Lea ist fünfzehn und hat ein schweres Leben. Sie leidet unter Asthma und ihre Mutter ist alkoholkrank , seitdem ihr Vater beide verlassen hat.
Lea hält ihre Probleme geheim. Niemand soll wissen, in welch erbärmlichen Verhältnissen sie leben muss. Nicht mal ihrer besten Freundin Pola vertraut sie sich an.
Jeden Tag muss sie für ihre Mutter die “Flaschenpost” erledigen. Geld für Nahrungsmittel bleibt da kaum noch übrig. Lea muss den Haushalt erledigen und sich um ihre Mutter kümmern. Hunger ist für sie kein Fremdwort!
Lea hat viele Ängste. Eine davon ist das Küssen. Obwohl sie in ihren Freund Lenny verliebt ist, schämt sie sich davor ihn zu küssen. Dafür gibt es viele Gründe …..

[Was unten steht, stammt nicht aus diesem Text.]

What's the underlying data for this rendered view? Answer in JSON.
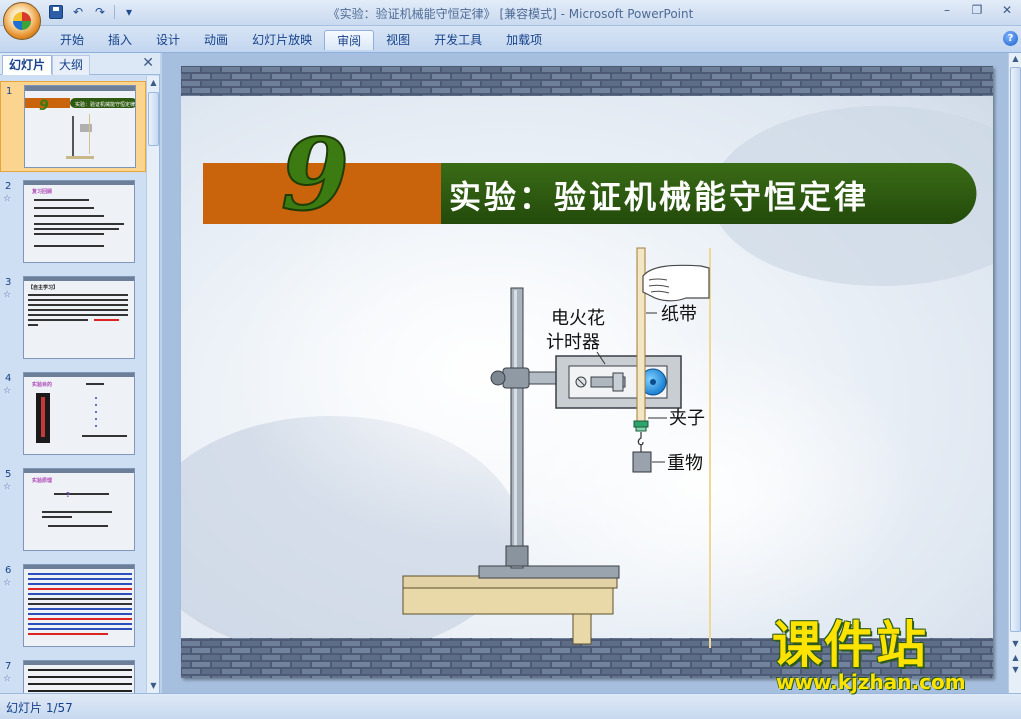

Als sie mit Lenny wieder einmal verabredet ist, findet sie nur das lederne Freundschaftsband von ihm vor. Keine Spur von ihrem Freund. Lea kennt sich nicht mehr aus. Hat Lenny Schluss gemacht mit ihr? Wenn ja, warum????
Meine Meinung
 
Als ich ein paar Seiten gelesen habe, sind meine Gedanken zu meiner Kindheit gewandert. Wenn ich von der Schule gekommen bin, war das Erste, dass ich von meiner Mutter gehört habe: “Wasch dir die Hände und setz dich an den Tisch. Das Essen ist fertig!” So ging das bis zu meinem Auszug vom Elternhaus. Wie peinlich war mir das, wenn Freunde von mir dieses Bemuttern mitbekommen haben. Ist doch schließlich total uncool. Wäre nur damals schon das Buch in meinem Besitz gewesen …….
Lea hat mir sehr leid getan. Wegen ihrer Mutter konnte sie ihre Freizeit nicht genießen. Ständig war sie gehetzt, hungrig und total ausgepowert. Ihre vielen Ängste haben sie regelrecht zermürbt.
Lennny, Lenny, Lenny! Leas Gedanken werden von ihrem Ex, (oder Nochfreund?,) beherrscht. Mit ihrer Mutter kann sie über ihre Probleme ja nicht reden. Die spricht nur von sich, ohne Punkt und Komma. Einzige, tägliche Kommunikation mit ihrer Mutter über das Handy: >>Bring bitte Bier und Zigaretten mit vier F und zwei P<<
Oft hab ich mir Sorgen um Leas Atemprobleme gemacht. Besonders einmal ……..
Ich konnte nicht verstehen, warum niemand das Elend von Lea bemerkt hat. Weder ihr Arzt noch ihre Lehrer schienen Augen im Kopf zu haben. Auch den Kioskbesitzer, bei dem Lea immer Alkohol anschreiben lassen hat, würde ich mehr gerne mal vorknöpfen.
Als Lea einmal gründlich die Schnauze voll hat, steigt sie auf ihren Lieblingsbaum im Park. Sie sitzt dort stundenlang. Dann kommt es zum Eklat ……..
Fazit
 
Diese Geschichte ist unheimlich traurig. Ich habe mich oft gefragt, wie Lea es so lange aushalten konnte. Ihre Gedanken fuhren ständig Achterbahn.
Die Autorin hat einen wunderschönen Schreibstil. Sie hat mit Worten gespielt und unheimlich schöne Sätze gezaubert. >>Es ist ganz still und grün und es riecht gut. Das Paradies?<< Besonders gut gefallen hat mir, dass ich mir alles bildlich vorstellen konnte. Leas Mutter sprach immer ohne Punkt und Komma. Die Autorin hat die Dialoge von ihr ohne Punkt und Komma geschrieben!
Das Ende lässt hoffen, dass Leas Mutter ihre Probleme in den Griff bekommt und Lea eine Leben führen kann, dass ihrem Alter entspricht. Genau weiß ich es jedoch nicht. Aber eines weiß ich ganz gewiss. Lea hätte alles dafür gegeben einmal diesen Satz von ihrer Mutter zu hören: ” Lea, wasch dir die Hände und setz dich an den Tisch. Essen ist fertig”!”
Ich gratuliere Sabine Raml zur ihrem wundervollen Debüt. Liebe Sabine, bitte mehr davon.